2025年10月27日、欧米主要メディアは米アマゾン・コムが最大3万人の本社従業員を削減する計画を進めていると報じた。AI(人工知能)の導入拡大とともに、コロナ禍で増えた人員の再編と経費削減を図る動きである。

アマゾン、AI導入で本社従業員の約8.5%を削減へ

ロイター通信によると、アマゾンは28日にも従業員への削減通知を開始する予定であり、対象は人事、デバイス、オペレーション部門など多岐にわたる見込みだ。
削減数は3万人に達する見込みであり、これは本社部門全体の約8.5%を占める。
同社にとっては、過去最大規模のリストラとなる。

背景には、コロナ禍の巣ごもり需要で急増した人員を見直し、生成AIを中核とした効率化を進める経営方針がある。
アンディ・ジャシー最高経営責任者(CEO)は、AIが担える業務は積極的に自動化する意向を周囲に示していたという。

ブルームバーグ通信によれば、ジャシー氏は6月に従業員宛ての書簡で「AIの全社的な活用で効率化が進み、今後数年間で総従業員数は減少すると予測している」と表明しており、社内では早くから動揺が広まっていたようだ。

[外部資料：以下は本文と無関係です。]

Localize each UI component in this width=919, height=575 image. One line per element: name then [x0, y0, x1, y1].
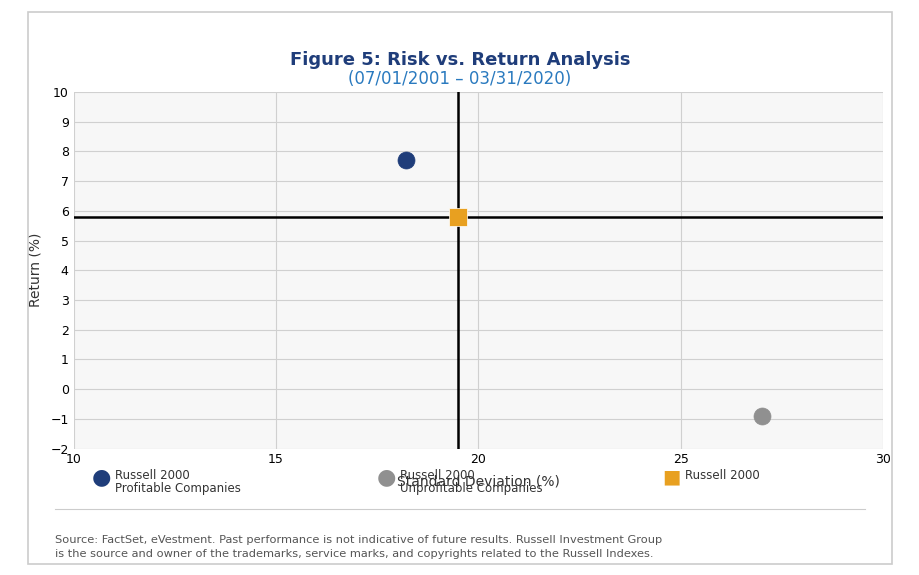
Text: (07/01/2001 – 03/31/2020): (07/01/2001 – 03/31/2020): [348, 70, 571, 89]
Point: [398, 156, 413, 165]
Text: ●: ●: [91, 467, 111, 487]
Text: Figure 5: Risk vs. Return Analysis: Figure 5: Risk vs. Return Analysis: [289, 51, 630, 70]
Text: ■: ■: [662, 467, 680, 487]
Point: [754, 411, 768, 420]
Text: ●: ●: [376, 467, 396, 487]
Text: Russell 2000: Russell 2000: [115, 469, 189, 482]
Text: Profitable Companies: Profitable Companies: [115, 482, 241, 495]
Text: Russell 2000: Russell 2000: [400, 469, 474, 482]
X-axis label: Standard Deviation (%): Standard Deviation (%): [396, 475, 560, 489]
Text: Russell 2000: Russell 2000: [685, 469, 759, 482]
Y-axis label: Return (%): Return (%): [28, 233, 42, 308]
Text: Source: FactSet, eVestment. Past performance is not indicative of future results: Source: FactSet, eVestment. Past perform…: [55, 535, 662, 559]
Point: [450, 212, 465, 221]
Text: Unprofitable Companies: Unprofitable Companies: [400, 482, 542, 495]
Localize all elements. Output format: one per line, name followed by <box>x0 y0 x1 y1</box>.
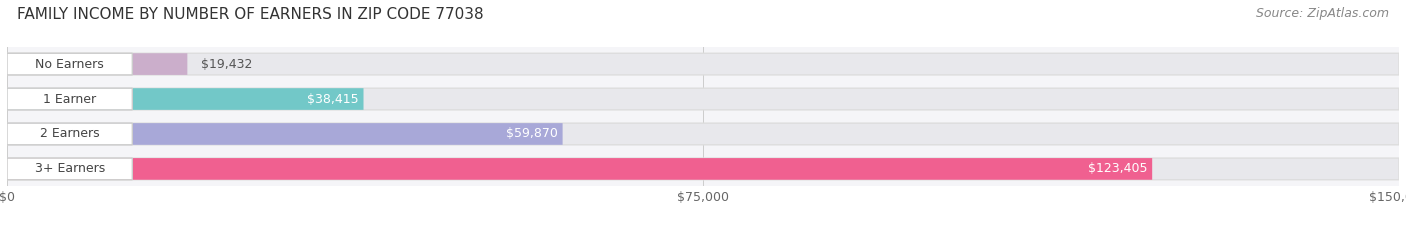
Text: 2 Earners: 2 Earners <box>39 127 100 140</box>
Text: FAMILY INCOME BY NUMBER OF EARNERS IN ZIP CODE 77038: FAMILY INCOME BY NUMBER OF EARNERS IN ZI… <box>17 7 484 22</box>
Text: $38,415: $38,415 <box>308 93 359 106</box>
FancyBboxPatch shape <box>7 158 132 180</box>
FancyBboxPatch shape <box>7 53 1399 75</box>
FancyBboxPatch shape <box>7 88 364 110</box>
FancyBboxPatch shape <box>7 158 1152 180</box>
FancyBboxPatch shape <box>7 88 1399 110</box>
FancyBboxPatch shape <box>7 53 132 75</box>
FancyBboxPatch shape <box>7 123 1399 145</box>
Text: $19,432: $19,432 <box>201 58 253 71</box>
FancyBboxPatch shape <box>7 53 187 75</box>
FancyBboxPatch shape <box>7 123 132 145</box>
Text: No Earners: No Earners <box>35 58 104 71</box>
Text: 3+ Earners: 3+ Earners <box>35 162 105 175</box>
Text: $59,870: $59,870 <box>506 127 558 140</box>
FancyBboxPatch shape <box>7 158 1399 180</box>
FancyBboxPatch shape <box>7 123 562 145</box>
FancyBboxPatch shape <box>7 88 132 110</box>
Text: 1 Earner: 1 Earner <box>44 93 96 106</box>
Text: $123,405: $123,405 <box>1088 162 1147 175</box>
Text: Source: ZipAtlas.com: Source: ZipAtlas.com <box>1256 7 1389 20</box>
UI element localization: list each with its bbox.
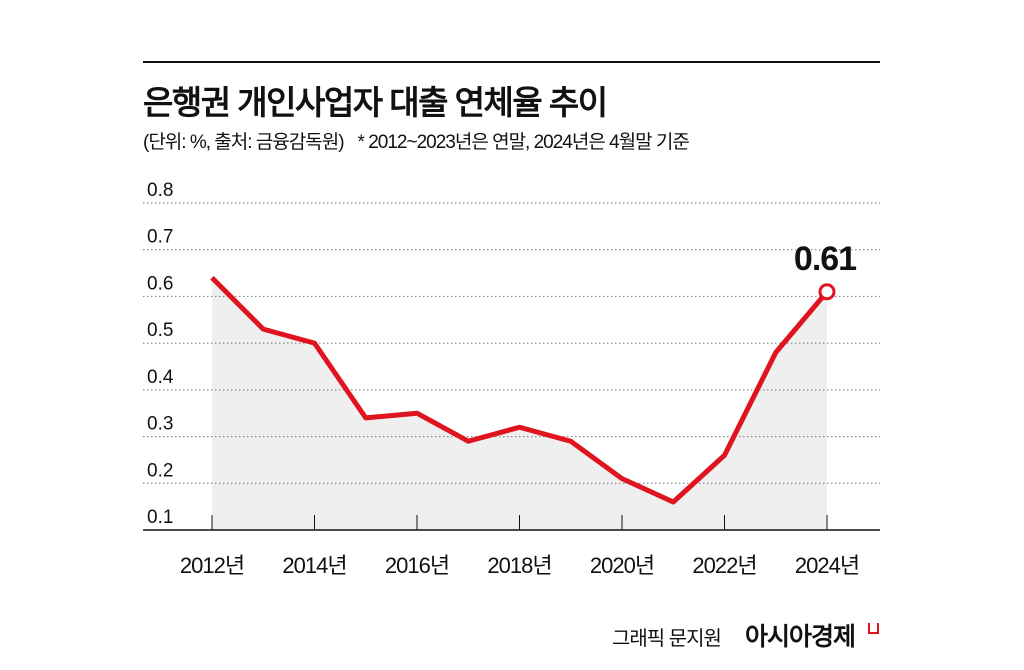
y-tick-label: 0.6 (147, 273, 173, 294)
y-tick-label: 0.2 (147, 460, 173, 481)
top-rule (143, 61, 880, 63)
y-tick-label: 0.1 (147, 507, 173, 528)
data-point-2024 (818, 283, 836, 301)
x-tick-label: 2020년 (590, 553, 654, 578)
chart-subtitle: (단위: %, 출처: 금융감독원) * 2012~2023년은 연말, 2024… (143, 127, 703, 154)
x-tick-label: 2014년 (282, 553, 346, 578)
x-tick-label: 2024년 (795, 553, 859, 578)
graphic-credit: 그래픽 문지원 (612, 628, 722, 650)
chart-title: 은행권 개인사업자 대출 연체율 추이 (143, 84, 608, 121)
brand-mark-icon (868, 623, 879, 634)
x-tick-label: 2022년 (692, 553, 756, 578)
units-source: (단위: %, 출처: 금융감독원) (143, 132, 345, 153)
area-fill (212, 277, 827, 530)
x-tick-label: 2012년 (180, 553, 244, 578)
y-tick-label: 0.5 (147, 320, 173, 341)
y-tick-label: 0.7 (147, 227, 173, 248)
y-tick-label: 0.8 (147, 180, 173, 201)
footnote: * 2012~2023년은 연말, 2024년은 4월말 기준 (357, 132, 690, 153)
y-tick-label: 0.4 (147, 367, 174, 388)
brand-logo: 아시아경제 (745, 623, 856, 651)
data-label-2024: 0.61 (794, 240, 856, 278)
x-tick-label: 2018년 (487, 553, 551, 578)
y-tick-label: 0.3 (147, 414, 173, 435)
x-tick-label: 2016년 (385, 553, 449, 578)
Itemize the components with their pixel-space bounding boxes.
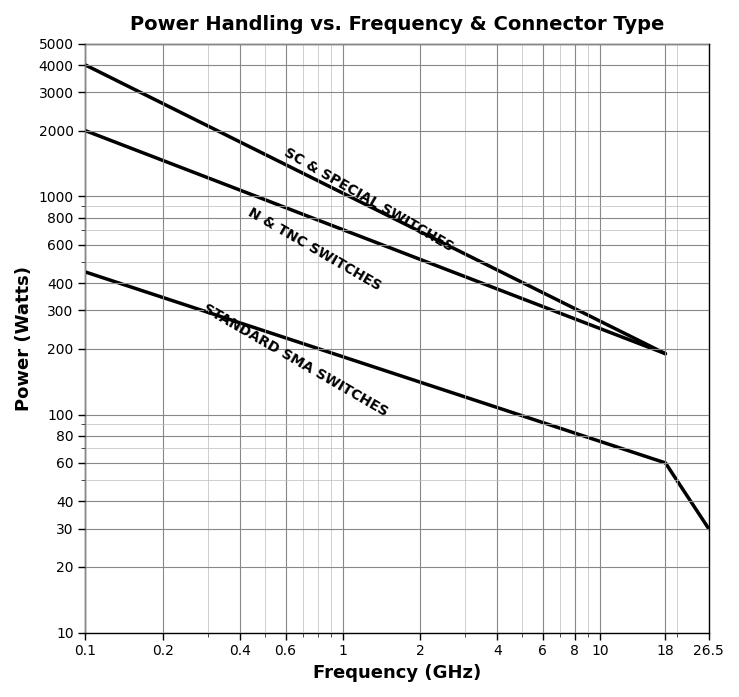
X-axis label: Frequency (GHz): Frequency (GHz) bbox=[313, 664, 481, 682]
Text: STANDARD SMA SWITCHES: STANDARD SMA SWITCHES bbox=[200, 302, 390, 419]
Y-axis label: Power (Watts): Power (Watts) bbox=[15, 266, 33, 411]
Text: SC & SPECIAL SWITCHES: SC & SPECIAL SWITCHES bbox=[282, 146, 456, 254]
Title: Power Handling vs. Frequency & Connector Type: Power Handling vs. Frequency & Connector… bbox=[130, 15, 664, 34]
Text: N & TNC SWITCHES: N & TNC SWITCHES bbox=[246, 206, 384, 293]
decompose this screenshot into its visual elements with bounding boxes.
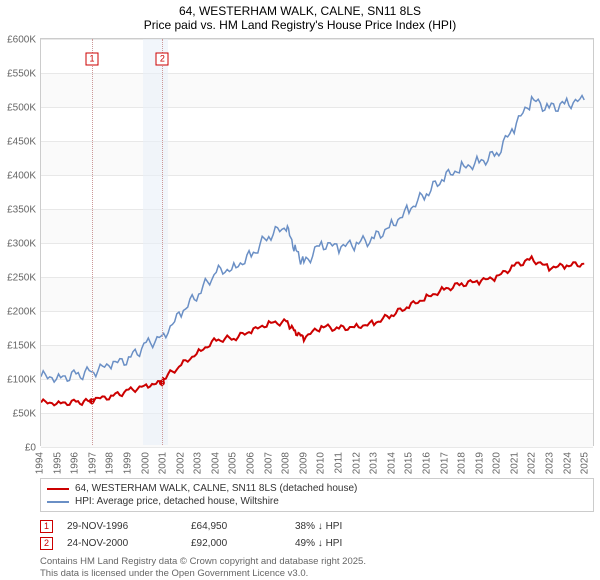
sale-row-price: £92,000 [191, 538, 281, 549]
x-tick-label: 2008 [281, 452, 292, 474]
sale-row-delta: 49% ↓ HPI [295, 538, 395, 549]
y-tick-label: £500K [7, 103, 36, 114]
series-property [41, 256, 584, 405]
y-tick-label: £350K [7, 205, 36, 216]
x-tick-label: 2006 [246, 452, 257, 474]
sales-table: 1 29-NOV-1996 £64,950 38% ↓ HPI 2 24-NOV-2000… [40, 518, 594, 552]
y-tick-label: £450K [7, 137, 36, 148]
x-tick-label: 2016 [421, 452, 432, 474]
chart-svg [41, 39, 593, 445]
x-tick-label: 2024 [562, 452, 573, 474]
x-tick-label: 2019 [474, 452, 485, 474]
x-tick-label: 2004 [210, 452, 221, 474]
y-tick-label: £150K [7, 341, 36, 352]
x-tick-label: 2003 [193, 452, 204, 474]
x-tick-label: 2017 [439, 452, 450, 474]
y-tick-label: £50K [13, 409, 36, 420]
sale-row: 1 29-NOV-1996 £64,950 38% ↓ HPI [40, 518, 594, 535]
sale-row-delta: 38% ↓ HPI [295, 521, 395, 532]
y-axis: £0£50K£100K£150K£200K£250K£300K£350K£400… [0, 40, 40, 448]
chart-plot-area: 12 [40, 38, 594, 446]
x-tick-label: 2007 [263, 452, 274, 474]
copyright-line1: Contains HM Land Registry data © Crown c… [40, 556, 594, 568]
x-tick-label: 2014 [386, 452, 397, 474]
x-tick-label: 2021 [509, 452, 520, 474]
x-tick-label: 2009 [298, 452, 309, 474]
x-tick-label: 1996 [70, 452, 81, 474]
x-tick-label: 2018 [457, 452, 468, 474]
chart-container: 64, WESTERHAM WALK, CALNE, SN11 8LS Pric… [0, 0, 600, 560]
x-tick-label: 2002 [175, 452, 186, 474]
series-hpi [41, 96, 584, 383]
y-tick-label: £400K [7, 171, 36, 182]
x-tick-label: 1999 [122, 452, 133, 474]
legend-row: 64, WESTERHAM WALK, CALNE, SN11 8LS (det… [47, 482, 587, 495]
y-tick-label: £550K [7, 69, 36, 80]
legend-swatch [47, 488, 69, 490]
x-tick-label: 2012 [351, 452, 362, 474]
x-tick-label: 1997 [87, 452, 98, 474]
x-tick-label: 2001 [158, 452, 169, 474]
x-tick-label: 2000 [140, 452, 151, 474]
copyright-line2: This data is licensed under the Open Gov… [40, 568, 594, 580]
sale-row-date: 24-NOV-2000 [67, 538, 177, 549]
sale-row: 2 24-NOV-2000 £92,000 49% ↓ HPI [40, 535, 594, 552]
x-axis: 1994199519961997199819992000200120022003… [40, 448, 594, 478]
x-tick-label: 1994 [35, 452, 46, 474]
sale-marker-badge: 2 [156, 53, 169, 66]
x-tick-label: 2025 [580, 452, 591, 474]
legend-label: 64, WESTERHAM WALK, CALNE, SN11 8LS (det… [75, 483, 357, 494]
x-tick-label: 2020 [492, 452, 503, 474]
legend-swatch [47, 501, 69, 503]
y-tick-label: £200K [7, 307, 36, 318]
x-tick-label: 2023 [545, 452, 556, 474]
sale-row-badge: 1 [40, 520, 53, 533]
title-subtitle: Price paid vs. HM Land Registry's House … [0, 18, 600, 32]
sale-row-date: 29-NOV-1996 [67, 521, 177, 532]
x-tick-label: 2005 [228, 452, 239, 474]
legend-row: HPI: Average price, detached house, Wilt… [47, 495, 587, 508]
x-tick-label: 2022 [527, 452, 538, 474]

なお、アマゾンの従業員は6月末時点で約155万人で、そのうち本社勤務は約35万人に上る。

倉庫業務など、現場ではすでにロボット導入が進んでおり、今後は60万人規模の新規雇用をロボットに置き換える計画も報じられていた。
AIによる業務最適化を中核とした「脱人手型」経営への転換が本格化した形だ。

効率化と雇用喪失の狭間で問われる「AI経営」の持続性

アマゾンの決断は、AI導入による生産性向上と雇用維持の両立がいかに難しいかを浮き彫りにしたと言える。AIによる業務効率化は、コスト削減などのメリットをもたらす一方で、雇用への影響も避けられないとみられる。

経済的な側面では、同社の再編が利益率を押し上げ、競争力強化につながる可能性がある。特にAIによるデータ分析や自動化が進めば、物流や広告など主要事業の収益改善も期待される。
しかし同時に、リストラへの恐怖から、士気低下や優秀な人材の流出といったリスクも存在し得る。

米国の他のテック大手も、AI統合を要因の一部として人員削減を進めており、業界全体で「AI時代の再雇用戦略」が問われている状況だ。今回のアマゾンの動きは、AIが企業経営の中心に据えられる新時代の象徴ともいえる。

効率化の果実を享受する一方で、社会全体として人間の役割を再定義する必要性が高まっているのだと考えられる。